Tutor Cairn Infrastructure Sizing Recommendations?

Good Day Team!

We run an instance of open edX (nutmeg) with tutor and have the Cairn plugin installed.

We are currently using AWS EC2’s to run our infrastructure. We recently moved the Tutor Carin plugin onto it’s own EC2 as we were having some timeouts and different errors in components in the superset front end.

We are currently running Superset, Clickhouse, and Vector in an EC2 on AWS.

The majority of the errors that we are seeing is:
Code: 241. DB::Exception: Memory limit (for query) exceeded
MEMORY_LIMIT_EXCEEDED

A few questions for others that are using Cairn:

  • What does your infrastructure look like? (EC2s, EKS, Other)
  • What size is your infrastructure?
  • Do you have Clickhouse externalized outside of Docker? (RDS, other) What size of Clickhouse db do you have?
  • Are there other scaling or tuning that you have done for performance?

The CPU and RAM are not hitting 100% during these errors. So, we are trying to determine if there are configurations that we need to tune/change.

Data Stats:
Table:Count
_tracking:137,484,321
completion_blockcompletion:49,641,043
course_overviews_courseoverview:532
auth_user:166,083

Thanks in advance for your help!

This is super interesting Justin! To be honest, I was waiting for a user to face a scaling issue with the single node Clickhouse instance. With no data clearing policy, this issue is bound to happen at some point. It’s interesting that it happens with 10⁸ tracking log lines and 10⁵ users.
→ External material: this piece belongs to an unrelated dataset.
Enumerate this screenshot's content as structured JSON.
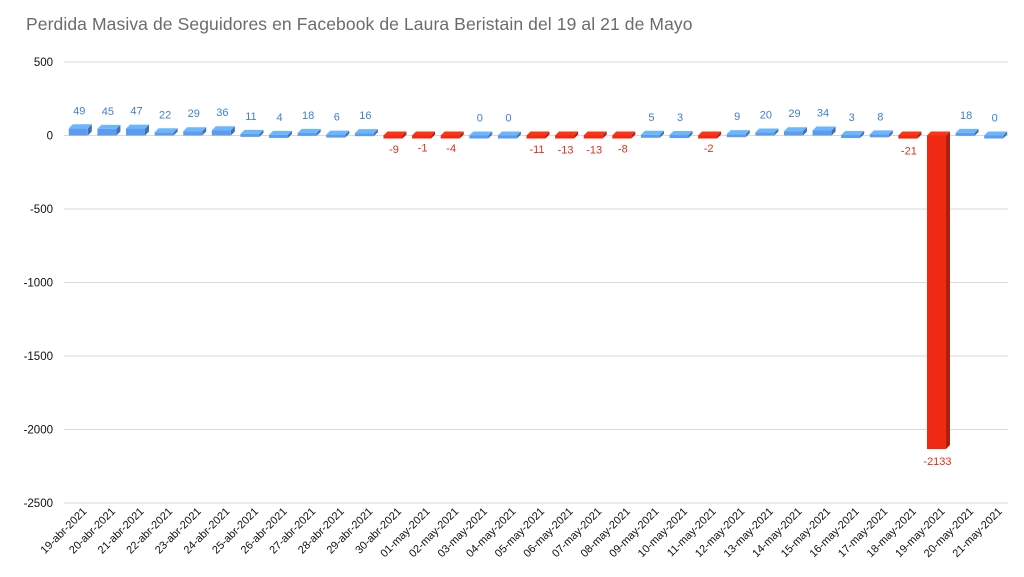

Could you tell us which query is causing the MEMORY_LIMIT_EXCEEDED error? This will help us figure out an adequate solution.

@regis thanks for the reply!

Here are some of the most recent queries that are hitting the MEMORY_LIMIT_EXCEEDED error for us. Some of these are from new tables and views that were added to enable some new visualizations for our instructors.

If you need more information just let me know.

Thanks in advance for your help!

Query 1

SELECT course_id AS course_id,
       user_id AS user_id,
       user_email AS user_email,
       display_name AS display_name
FROM
  (SELECT course_id,
          display_name,
          block_key,
          user_id,
          user_email
   FROM course_block_completion) AS virtual_table
WHERE user_email IN ('EMAIL-REMOVED')
ORDER BY course_id ASC,
         user_email ASC,
         display_name ASC
LIMIT 10000

Query 2

SELECT display_name AS display_name,
       COUNT(*) AS count
FROM
  (SELECT course_id,
          display_name,
          block_key,
          user_id,
          user_email
   FROM course_block_completion) AS virtual_table
WHERE user_email IN ('EMAIL-REMOVED')
GROUP BY display_name
ORDER BY count DESC
LIMIT 10000

Query 3

SELECT display_name AS display_name
FROM
  (SELECT course_id,
          display_name,
          block_key,
          user_id,
          user_email
   FROM course_block_completion) AS virtual_table
GROUP BY display_name
ORDER BY display_name ASC
LIMIT 1000

Query 4

SELECT course_number AS course_number,
      course AS course,
      student_name AS student_name,
      user_email AS user_email,
      section AS section,
      lesson AS lesson,
      unit AS unit,
      attempt AS attempt,
      grade_percentage AS grade_percentage,
      time AS time,
      course_id AS course_id
FROM openedx.problem_scores
WHERE time >= toDateTime('2023-04-11 00:00:00')
  AND time < toDateTime('2023-07-11 00:00:00')
ORDER BY course_id ASC,
         student_id ASC,
         section_id ASC,
         problem_id ASC,
         attempt ASC
LIMIT 50

Query 5

SELECT attempt AS attempt,
       AVG(grade_percentage) AS "AVG(grade_percentage)",
       max(attempt) AS "MAX(attempt)"
FROM openedx.problem_scores
WHERE time >= toDateTime('2023-06-11 00:00:00')
  AND time < toDateTime('2023-07-11 00:00:00')
GROUP BY attempt
ORDER BY "MAX(attempt)" ASC
LIMIT 25

Let’s focus on the first query:

Is this a query that you wrote yourself or did it come with the Cairn default dashboard? That ORDER BY display_name looks fishy to me. It’s very unlikely that there is an index on display_name. Given the large size of your completion_blockcompletion table, I’m guessing it could cause a memory error.

Can you try to modify the query to remove the ORDER BY display_name statement?